It took months to erase the image from my mind.

It took months to erase the image from my mind. 

Two seven-year-old identical twin girls, dressed up in their Sunday best, were lying side by side in a casket. Their lives had been tragically cut short, and my client was chartered with caring for them and their traumatized family.

He was giving me a tour of his funeral home, and we walked into a room where the open casket had already been set up for their visitation. When I saw the two girls in the casket, I froze, unable to move or speak. Fortunately, my client quickly ushered me out of the room moments before my breakfast reappeared on the carpet.

Later, we talked about what it was like to care for the girls. At the time, we both had daughters about the same age, and to say that this death “hit home” would be an understatement.

I was in shock and at a loss for words, which rarely happens to me. But my client had a calmness about him that I struggled to comprehend.

He explained that the only way he could help the family was to remain centered in a place of hope and optimism. If he allowed himself to fall into despair, he wouldn’t be able to help anyone.

When faced with tragedy, he chooses optimism.

This event happened years ago, but even today, I have difficulty understanding how a funeral service professional can remain optimistic when surrounded by death, day in and day out. And yet, most do.

I’ve worked one-on-one with hundreds of funeral home owners, and the vast majority have been optimists. Pessimists don’t typically invest in my consulting services; if they do, the relationship doesn’t last very long.

Their relentless optimism defines the character of Funeral Business Builders. 

An optimist understands that life can be a bumpy road, but at least it is leading somewhere. They learn from mistakes and failures, and are not afraid to fail again.” – Harvey Mackay.

As I mentioned in last week’s newsletter, I’m beginning a long series of newsletters dealing with the skills you need to master to transition from Funeral Home Owner to Funeral Business Builder. The first category is character, and the first skill is optimism.

You might be thinking…” but optimism isn’t something you can learn.” Yes, it is.

But you don’t learn optimism by studying it. You learn optimism by experiencing it. It begins with a conscious decision to be optimistic every day.

There’s an old adage about how a fish stinks from the head down. Today, leadership gurus use that saying to describe how an organization is a reflection of the leaders.

A pessimistic leader typically creates a negative “glass is half empty” team. An optimistic leader creates the opposite.

Which team is better equipped to care for a traumatized family, the pessimists or the optimists? The later.

A pessimist will focus on the loss, while an optimist will find a way to celebrate life. Therefore, if you want your funeral home to grow, you must create a culture of optimism.

A fundamental skill of human beings is to assess and avoid threats. We’re wired by nature to evaluate situations and anticipate what can go wrong. 

But some people become oversensitive to what might go wrong. They become “the glass is half empty” people instead of half full. As a result, they become overly cautious and miss out on things in life.

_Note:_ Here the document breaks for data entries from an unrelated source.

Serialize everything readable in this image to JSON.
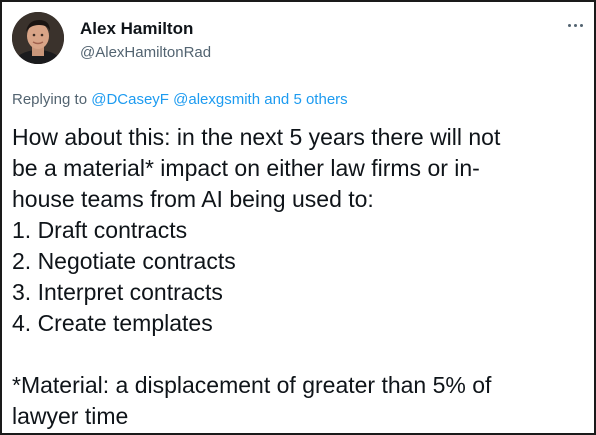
{
  "author": {
    "name": "Alex Hamilton",
    "handle": "@AlexHamiltonRad"
  },
  "reply_context": {
    "prefix": "Replying to ",
    "mention_1": "@DCaseyF",
    "mention_2": "@alexgsmith",
    "connector": " and ",
    "others": "5 others"
  },
  "tweet": {
    "line_1": "How about this: in the next 5 years there will not",
    "line_2": "be a material* impact on either law firms or in-",
    "line_3": "house teams from AI being used to:",
    "list": [
      "1. Draft contracts",
      "2. Negotiate contracts",
      "3. Interpret contracts",
      "4. Create templates"
    ],
    "footnote_1": "*Material: a displacement of greater than 5% of",
    "footnote_2": "lawyer time"
  },
  "icons": {
    "menu": "more-horizontal-icon",
    "avatar": "profile-photo"
  },
  "colors": {
    "link": "#1d9bf0",
    "secondary_text": "#536471",
    "primary_text": "#0f1419"
  }
}
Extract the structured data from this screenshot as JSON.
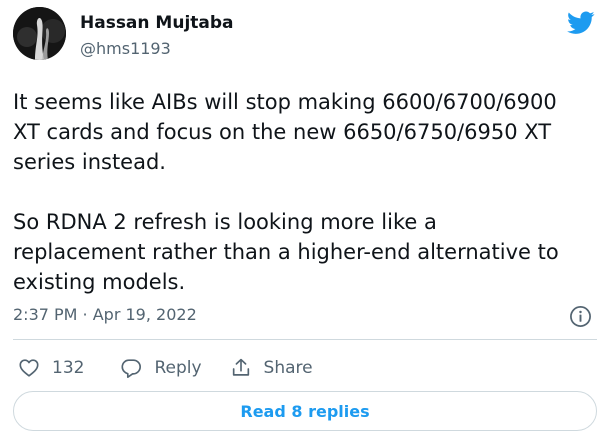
{
  "author": {
    "name": "Hassan Mujtaba",
    "handle": "@hms1193",
    "avatar": "avatar-icon"
  },
  "brand": {
    "icon": "twitter-bird-icon",
    "color": "#1d9bf0"
  },
  "tweet": {
    "lines": [
      "It seems like AIBs will stop making 6600/6700/6900",
      "XT cards and focus on the new 6650/6750/6950 XT",
      "series instead.",
      "So RDNA 2 refresh is looking more like a",
      "replacement rather than a higher-end alternative to",
      "existing models."
    ]
  },
  "meta": {
    "timestamp": "2:37 PM · Apr 19, 2022",
    "info_icon": "info-icon"
  },
  "actions": {
    "like_icon": "heart-icon",
    "like_count": "132",
    "reply_icon": "reply-bubble-icon",
    "reply_label": "Reply",
    "share_icon": "share-icon",
    "share_label": "Share"
  },
  "footer": {
    "read_replies": "Read 8 replies"
  },
  "colors": {
    "text": "#0f1419",
    "secondary": "#536471",
    "border": "#cfd9de",
    "link": "#1d9bf0"
  }
}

Today funeral home owners are faced with navigating a lot of changes. For example, the shift from burial to cremation, the rise of one-day express funerals, and the “we’ll have a funeral later” culture. 

Some will look at these changes through a more sensitive risk/reward lens and choose to play it safe. They lose less because they risk less. But they also gain less because they risk less.

An optimist will look at the changes in the funeral industry and see nothing but opportunity. They’ll develop new ways to serve families to stay relevant even when faced with overwhelming changes.

How funeral home owners responded to the pandemic is an excellent example of the difference between pessimists and optimists.

When states severely limit in-person gatherings, many funeral homes basically shut down. But optimistic owners didn’t focus on what they couldn’t do; instead, they asked themselves what was possible and came up with creative ways to serve families.

My Funeral Business Builder clients gained market share during the pandemic because they were willing to try something new while their competition turned families away.

The truth is, some things will work out, and some won’t. However, the more relentlessly optimistic you are, the more you are willing to keep trying until you find something that does work. 

Show me a successful funeral home owner, and I will show you someone who has failed more than most but kept trying. Show me an unsuccessful owner, and I will show you somebody who quit after failing a few times.

Funeral Business Builders are relentlessly optimistic. Adopt that mindset, surround yourself with optimistic employees, and your business will succeed.